Par Thierry Rouger – Antenne 87
SOURCES : BOURSE A 8H/ MINISTERE DE L ECONOMIE
Nouvelle tension à la pompe sur les plaines de Champagne. Cette semaine, les automobilistes constatent une hausse moyenne de 5 à 6 centimes par litre, aussi bien pour l’essence que pour le gazole.
Pour un plein de 50 litres, cela représente jusqu’à 8 euros supplémentaires, une augmentation loin d’être anodine pour le budget des ménages.
Plusieurs facteurs expliquent cette hausse :
tensions géopolitiques internationales
volatilité des marchés pétroliers
spéculation sur les approvisionnements
anticipation de possibles perturbations logistiques
À cela s’ajoute un phénomène bien connu : l’effet d’anticipation des consommateurs. Lorsque les automobilistes se précipitent massivement dans les stations-service par crainte d’une pénurie, cela crée des tensions locales sur l’approvisionnement. Cette pression peut contribuer indirectement à maintenir les prix à un niveau élevé.
Les professionnels rappellent qu’il n’est pas nécessaire de remplir des jerricans ou de multiplier les pleins « de précaution ».
ð¡ Le bon réflexe : comparer les prix avant de faire le plein.
D’une station à l’autre, les écarts peuvent atteindre plusieurs centimes par litre, ce qui permet d’amortir partiellement la hausse.
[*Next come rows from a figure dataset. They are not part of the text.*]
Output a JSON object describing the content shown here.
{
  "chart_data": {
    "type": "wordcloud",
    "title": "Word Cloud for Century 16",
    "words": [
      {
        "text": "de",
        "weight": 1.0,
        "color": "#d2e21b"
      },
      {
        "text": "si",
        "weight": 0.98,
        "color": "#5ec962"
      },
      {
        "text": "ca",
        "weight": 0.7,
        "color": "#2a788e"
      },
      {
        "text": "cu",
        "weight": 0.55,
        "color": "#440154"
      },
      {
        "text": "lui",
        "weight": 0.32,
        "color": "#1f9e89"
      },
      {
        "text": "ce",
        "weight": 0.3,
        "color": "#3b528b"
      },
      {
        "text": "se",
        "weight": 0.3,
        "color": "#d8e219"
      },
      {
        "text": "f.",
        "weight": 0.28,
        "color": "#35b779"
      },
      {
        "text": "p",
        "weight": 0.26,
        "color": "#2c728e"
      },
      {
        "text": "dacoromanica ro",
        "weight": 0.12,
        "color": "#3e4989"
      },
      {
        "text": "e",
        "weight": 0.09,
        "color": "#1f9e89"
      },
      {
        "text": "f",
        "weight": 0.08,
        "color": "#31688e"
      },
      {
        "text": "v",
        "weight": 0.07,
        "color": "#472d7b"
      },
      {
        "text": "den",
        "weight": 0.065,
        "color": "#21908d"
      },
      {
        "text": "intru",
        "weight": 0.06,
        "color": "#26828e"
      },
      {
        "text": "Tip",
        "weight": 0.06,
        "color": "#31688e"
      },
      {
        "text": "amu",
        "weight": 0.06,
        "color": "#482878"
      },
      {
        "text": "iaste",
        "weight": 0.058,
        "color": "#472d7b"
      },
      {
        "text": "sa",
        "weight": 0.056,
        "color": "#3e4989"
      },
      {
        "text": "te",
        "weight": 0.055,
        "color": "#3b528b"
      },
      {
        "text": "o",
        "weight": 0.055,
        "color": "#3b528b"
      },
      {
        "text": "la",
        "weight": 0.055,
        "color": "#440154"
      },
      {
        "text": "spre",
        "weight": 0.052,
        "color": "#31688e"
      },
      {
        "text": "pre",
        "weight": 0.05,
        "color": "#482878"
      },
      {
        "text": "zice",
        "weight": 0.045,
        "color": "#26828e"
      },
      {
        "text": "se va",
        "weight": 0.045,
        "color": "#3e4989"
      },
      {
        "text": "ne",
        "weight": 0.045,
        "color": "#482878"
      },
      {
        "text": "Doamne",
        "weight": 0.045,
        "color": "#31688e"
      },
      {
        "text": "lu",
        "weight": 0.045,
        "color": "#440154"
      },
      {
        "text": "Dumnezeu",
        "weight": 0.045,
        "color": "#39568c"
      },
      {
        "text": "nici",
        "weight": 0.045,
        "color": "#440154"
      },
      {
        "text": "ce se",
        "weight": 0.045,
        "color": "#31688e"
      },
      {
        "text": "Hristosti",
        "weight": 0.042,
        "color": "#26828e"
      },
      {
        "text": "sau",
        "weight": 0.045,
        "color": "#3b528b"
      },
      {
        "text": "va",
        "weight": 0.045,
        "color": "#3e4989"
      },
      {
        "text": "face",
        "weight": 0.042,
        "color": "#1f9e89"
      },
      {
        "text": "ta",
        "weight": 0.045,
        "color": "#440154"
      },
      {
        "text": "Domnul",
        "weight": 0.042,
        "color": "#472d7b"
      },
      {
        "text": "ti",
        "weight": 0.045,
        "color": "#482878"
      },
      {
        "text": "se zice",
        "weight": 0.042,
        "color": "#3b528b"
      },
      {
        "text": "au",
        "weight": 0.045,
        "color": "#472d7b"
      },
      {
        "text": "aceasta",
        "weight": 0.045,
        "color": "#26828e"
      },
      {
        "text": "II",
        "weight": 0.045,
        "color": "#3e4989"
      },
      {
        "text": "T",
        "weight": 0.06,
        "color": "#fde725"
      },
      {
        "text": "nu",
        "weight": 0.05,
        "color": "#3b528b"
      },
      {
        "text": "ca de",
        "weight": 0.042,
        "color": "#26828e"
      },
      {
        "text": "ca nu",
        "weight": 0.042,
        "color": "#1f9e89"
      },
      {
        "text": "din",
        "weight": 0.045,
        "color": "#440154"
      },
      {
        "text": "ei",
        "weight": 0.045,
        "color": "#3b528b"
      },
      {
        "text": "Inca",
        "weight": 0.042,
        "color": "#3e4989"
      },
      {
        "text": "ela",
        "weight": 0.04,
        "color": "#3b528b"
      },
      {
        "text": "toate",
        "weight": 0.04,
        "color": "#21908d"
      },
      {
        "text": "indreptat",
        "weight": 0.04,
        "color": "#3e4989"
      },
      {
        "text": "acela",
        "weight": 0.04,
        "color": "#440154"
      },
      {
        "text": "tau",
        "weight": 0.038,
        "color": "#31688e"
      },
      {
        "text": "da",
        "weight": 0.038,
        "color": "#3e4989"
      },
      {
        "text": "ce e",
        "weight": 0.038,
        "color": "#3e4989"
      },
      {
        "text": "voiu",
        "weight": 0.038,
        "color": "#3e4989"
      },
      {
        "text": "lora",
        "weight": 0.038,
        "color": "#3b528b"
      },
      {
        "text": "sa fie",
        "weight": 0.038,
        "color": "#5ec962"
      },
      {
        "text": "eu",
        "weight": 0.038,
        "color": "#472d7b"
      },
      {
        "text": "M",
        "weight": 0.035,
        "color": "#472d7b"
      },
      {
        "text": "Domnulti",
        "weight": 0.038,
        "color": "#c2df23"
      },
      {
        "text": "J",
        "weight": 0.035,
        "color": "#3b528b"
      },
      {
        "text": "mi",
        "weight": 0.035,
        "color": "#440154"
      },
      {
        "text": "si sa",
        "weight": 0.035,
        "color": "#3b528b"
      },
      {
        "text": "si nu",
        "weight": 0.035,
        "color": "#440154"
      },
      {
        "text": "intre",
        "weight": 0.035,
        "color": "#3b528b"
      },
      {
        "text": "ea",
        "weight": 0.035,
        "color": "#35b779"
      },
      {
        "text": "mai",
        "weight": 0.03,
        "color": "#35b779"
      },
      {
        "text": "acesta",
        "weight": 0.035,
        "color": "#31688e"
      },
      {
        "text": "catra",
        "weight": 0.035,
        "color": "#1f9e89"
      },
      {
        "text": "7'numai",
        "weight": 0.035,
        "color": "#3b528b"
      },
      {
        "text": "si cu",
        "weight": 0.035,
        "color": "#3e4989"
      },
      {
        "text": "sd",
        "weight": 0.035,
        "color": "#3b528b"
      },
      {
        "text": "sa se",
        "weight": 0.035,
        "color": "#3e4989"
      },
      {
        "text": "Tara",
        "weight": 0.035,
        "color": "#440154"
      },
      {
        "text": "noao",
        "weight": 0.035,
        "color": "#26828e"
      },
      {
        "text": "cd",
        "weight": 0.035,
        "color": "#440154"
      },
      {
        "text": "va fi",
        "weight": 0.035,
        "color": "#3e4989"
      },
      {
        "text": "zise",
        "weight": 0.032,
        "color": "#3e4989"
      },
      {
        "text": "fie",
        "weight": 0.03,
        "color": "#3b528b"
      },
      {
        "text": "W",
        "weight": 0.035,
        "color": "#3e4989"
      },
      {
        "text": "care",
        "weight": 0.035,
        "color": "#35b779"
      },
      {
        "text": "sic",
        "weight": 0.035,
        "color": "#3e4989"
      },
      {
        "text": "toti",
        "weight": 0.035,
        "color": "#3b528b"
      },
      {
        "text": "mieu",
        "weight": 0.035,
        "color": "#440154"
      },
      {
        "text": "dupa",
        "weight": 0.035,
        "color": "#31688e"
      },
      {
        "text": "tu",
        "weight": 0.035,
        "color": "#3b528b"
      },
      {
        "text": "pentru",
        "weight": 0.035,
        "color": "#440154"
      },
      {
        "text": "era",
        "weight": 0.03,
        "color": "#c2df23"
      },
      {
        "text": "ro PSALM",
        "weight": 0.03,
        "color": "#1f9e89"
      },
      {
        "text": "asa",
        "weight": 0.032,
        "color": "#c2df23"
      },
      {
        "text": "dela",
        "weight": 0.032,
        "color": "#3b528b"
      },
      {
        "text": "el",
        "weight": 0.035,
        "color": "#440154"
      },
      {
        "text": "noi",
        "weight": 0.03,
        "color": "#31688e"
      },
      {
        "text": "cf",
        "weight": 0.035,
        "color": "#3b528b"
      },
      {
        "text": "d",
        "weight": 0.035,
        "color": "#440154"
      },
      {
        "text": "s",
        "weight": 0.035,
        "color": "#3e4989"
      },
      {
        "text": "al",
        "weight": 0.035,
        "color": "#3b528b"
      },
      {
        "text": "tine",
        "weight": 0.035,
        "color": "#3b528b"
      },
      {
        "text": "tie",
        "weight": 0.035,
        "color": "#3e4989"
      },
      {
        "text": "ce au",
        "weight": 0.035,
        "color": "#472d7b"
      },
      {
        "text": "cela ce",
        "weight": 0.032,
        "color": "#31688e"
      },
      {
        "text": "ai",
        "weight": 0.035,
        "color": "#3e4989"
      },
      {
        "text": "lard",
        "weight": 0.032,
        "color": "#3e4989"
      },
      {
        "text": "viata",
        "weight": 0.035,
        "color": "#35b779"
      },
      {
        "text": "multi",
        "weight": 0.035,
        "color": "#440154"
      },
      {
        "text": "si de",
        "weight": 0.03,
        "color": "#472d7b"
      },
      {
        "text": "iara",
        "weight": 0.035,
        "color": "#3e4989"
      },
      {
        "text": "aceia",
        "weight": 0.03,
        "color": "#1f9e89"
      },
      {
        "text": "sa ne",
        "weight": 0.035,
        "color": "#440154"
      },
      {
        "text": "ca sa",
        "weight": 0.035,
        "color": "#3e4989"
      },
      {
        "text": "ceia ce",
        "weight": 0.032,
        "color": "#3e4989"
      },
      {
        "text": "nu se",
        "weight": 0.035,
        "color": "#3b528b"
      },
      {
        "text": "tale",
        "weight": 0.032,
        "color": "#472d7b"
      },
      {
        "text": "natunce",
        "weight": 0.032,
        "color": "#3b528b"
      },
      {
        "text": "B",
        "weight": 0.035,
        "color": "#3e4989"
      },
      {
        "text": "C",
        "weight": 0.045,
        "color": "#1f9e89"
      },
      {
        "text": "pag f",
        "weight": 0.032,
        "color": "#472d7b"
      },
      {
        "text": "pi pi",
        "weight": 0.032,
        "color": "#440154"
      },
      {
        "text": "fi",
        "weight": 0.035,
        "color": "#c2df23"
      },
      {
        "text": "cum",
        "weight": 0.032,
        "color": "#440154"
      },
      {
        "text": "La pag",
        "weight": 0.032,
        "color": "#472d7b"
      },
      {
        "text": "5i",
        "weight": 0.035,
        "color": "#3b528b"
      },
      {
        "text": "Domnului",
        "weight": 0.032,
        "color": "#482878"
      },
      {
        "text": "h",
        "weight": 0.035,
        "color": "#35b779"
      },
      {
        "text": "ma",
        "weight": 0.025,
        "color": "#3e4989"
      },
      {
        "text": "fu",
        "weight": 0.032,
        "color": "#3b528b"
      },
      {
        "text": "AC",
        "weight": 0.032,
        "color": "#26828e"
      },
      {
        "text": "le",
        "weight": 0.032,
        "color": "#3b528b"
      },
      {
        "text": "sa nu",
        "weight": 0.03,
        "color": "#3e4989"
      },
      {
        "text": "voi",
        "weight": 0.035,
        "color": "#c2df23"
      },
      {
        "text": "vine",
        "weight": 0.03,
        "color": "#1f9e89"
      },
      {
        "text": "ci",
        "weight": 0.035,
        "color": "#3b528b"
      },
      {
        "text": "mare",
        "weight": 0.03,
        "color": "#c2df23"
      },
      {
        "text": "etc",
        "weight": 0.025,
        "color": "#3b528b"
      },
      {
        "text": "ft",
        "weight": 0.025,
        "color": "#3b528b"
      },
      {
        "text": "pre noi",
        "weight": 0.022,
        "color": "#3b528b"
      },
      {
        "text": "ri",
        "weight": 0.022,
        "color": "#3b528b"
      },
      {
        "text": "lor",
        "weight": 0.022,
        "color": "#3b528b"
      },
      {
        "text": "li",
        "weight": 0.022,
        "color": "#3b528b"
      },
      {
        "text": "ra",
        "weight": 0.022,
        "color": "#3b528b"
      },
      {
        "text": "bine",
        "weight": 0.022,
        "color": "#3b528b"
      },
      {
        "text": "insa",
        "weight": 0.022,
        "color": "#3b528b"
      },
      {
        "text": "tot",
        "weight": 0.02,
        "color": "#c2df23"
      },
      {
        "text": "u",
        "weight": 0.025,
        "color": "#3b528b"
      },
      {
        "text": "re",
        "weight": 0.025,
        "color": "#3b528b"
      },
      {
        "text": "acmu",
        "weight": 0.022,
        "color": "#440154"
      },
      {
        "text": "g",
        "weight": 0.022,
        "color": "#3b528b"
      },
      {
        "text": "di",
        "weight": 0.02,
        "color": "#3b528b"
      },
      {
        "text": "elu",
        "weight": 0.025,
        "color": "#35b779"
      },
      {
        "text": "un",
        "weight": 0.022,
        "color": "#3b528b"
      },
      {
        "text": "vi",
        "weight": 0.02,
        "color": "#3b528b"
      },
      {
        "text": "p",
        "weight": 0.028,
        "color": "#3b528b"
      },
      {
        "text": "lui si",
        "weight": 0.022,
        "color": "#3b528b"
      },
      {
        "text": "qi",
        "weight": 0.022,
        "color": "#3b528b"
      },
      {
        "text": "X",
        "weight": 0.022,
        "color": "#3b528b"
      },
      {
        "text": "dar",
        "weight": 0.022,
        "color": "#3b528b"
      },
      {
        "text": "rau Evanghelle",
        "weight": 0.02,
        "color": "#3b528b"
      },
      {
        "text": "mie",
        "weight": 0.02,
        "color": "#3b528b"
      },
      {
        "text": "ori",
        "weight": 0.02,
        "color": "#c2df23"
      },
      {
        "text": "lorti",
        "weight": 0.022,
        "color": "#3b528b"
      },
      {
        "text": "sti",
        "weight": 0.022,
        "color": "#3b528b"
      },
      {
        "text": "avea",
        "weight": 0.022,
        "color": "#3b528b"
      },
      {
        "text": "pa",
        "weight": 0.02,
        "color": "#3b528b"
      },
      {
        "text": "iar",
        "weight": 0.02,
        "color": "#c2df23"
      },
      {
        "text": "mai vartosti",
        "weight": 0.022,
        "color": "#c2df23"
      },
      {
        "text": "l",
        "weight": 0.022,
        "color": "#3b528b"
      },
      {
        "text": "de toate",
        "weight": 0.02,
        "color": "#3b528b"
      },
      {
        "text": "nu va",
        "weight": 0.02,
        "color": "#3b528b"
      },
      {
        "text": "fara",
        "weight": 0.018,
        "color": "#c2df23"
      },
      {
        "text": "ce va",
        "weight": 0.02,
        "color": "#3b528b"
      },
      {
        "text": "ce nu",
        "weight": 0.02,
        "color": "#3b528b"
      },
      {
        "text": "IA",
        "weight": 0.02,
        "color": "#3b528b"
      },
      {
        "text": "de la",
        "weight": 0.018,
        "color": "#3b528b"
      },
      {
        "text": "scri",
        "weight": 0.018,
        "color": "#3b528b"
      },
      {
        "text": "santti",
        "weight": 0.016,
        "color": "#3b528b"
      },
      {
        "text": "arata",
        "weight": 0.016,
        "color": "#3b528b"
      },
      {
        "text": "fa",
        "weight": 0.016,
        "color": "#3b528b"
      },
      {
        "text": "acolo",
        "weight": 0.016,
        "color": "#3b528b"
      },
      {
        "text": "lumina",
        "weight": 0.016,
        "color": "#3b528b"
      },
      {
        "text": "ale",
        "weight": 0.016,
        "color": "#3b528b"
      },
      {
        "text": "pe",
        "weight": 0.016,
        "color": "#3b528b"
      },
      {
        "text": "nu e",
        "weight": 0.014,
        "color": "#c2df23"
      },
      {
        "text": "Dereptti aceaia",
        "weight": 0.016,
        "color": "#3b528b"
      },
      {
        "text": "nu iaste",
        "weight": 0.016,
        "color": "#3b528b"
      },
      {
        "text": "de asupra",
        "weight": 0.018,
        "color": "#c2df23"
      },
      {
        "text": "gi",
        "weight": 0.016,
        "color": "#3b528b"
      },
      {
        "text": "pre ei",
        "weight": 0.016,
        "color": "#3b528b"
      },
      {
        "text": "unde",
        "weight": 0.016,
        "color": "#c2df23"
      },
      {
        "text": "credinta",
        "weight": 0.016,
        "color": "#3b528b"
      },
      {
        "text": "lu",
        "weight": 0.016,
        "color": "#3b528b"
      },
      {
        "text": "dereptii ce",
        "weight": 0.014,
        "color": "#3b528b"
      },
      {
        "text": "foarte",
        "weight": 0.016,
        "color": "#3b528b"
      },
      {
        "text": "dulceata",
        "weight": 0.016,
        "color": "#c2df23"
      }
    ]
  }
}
Se précipiter à la pompe peut au contraire accentuer les tensions et nourrir la spirale haussière.
Pour les habitants des zones rurales des plaines de Champagne, fortement dépendants de la voiture, chaque hausse est immédiatement ressentie :
trajets domicile-travail
déplacements scolaires
activités professionnelles agricoles ou artisanales
Sur un mois, l’addition peut rapidement grimper de plusieurs dizaines d’euros.
L’évolution des prix dépendra de la stabilité des marchés internationaux et de l’équilibre entre offre et demande. À court terme, aucune pénurie généralisée n’est annoncée, mais la vigilance reste de mise.
En attendant, la meilleure arme du consommateur reste l’information et la comparaison.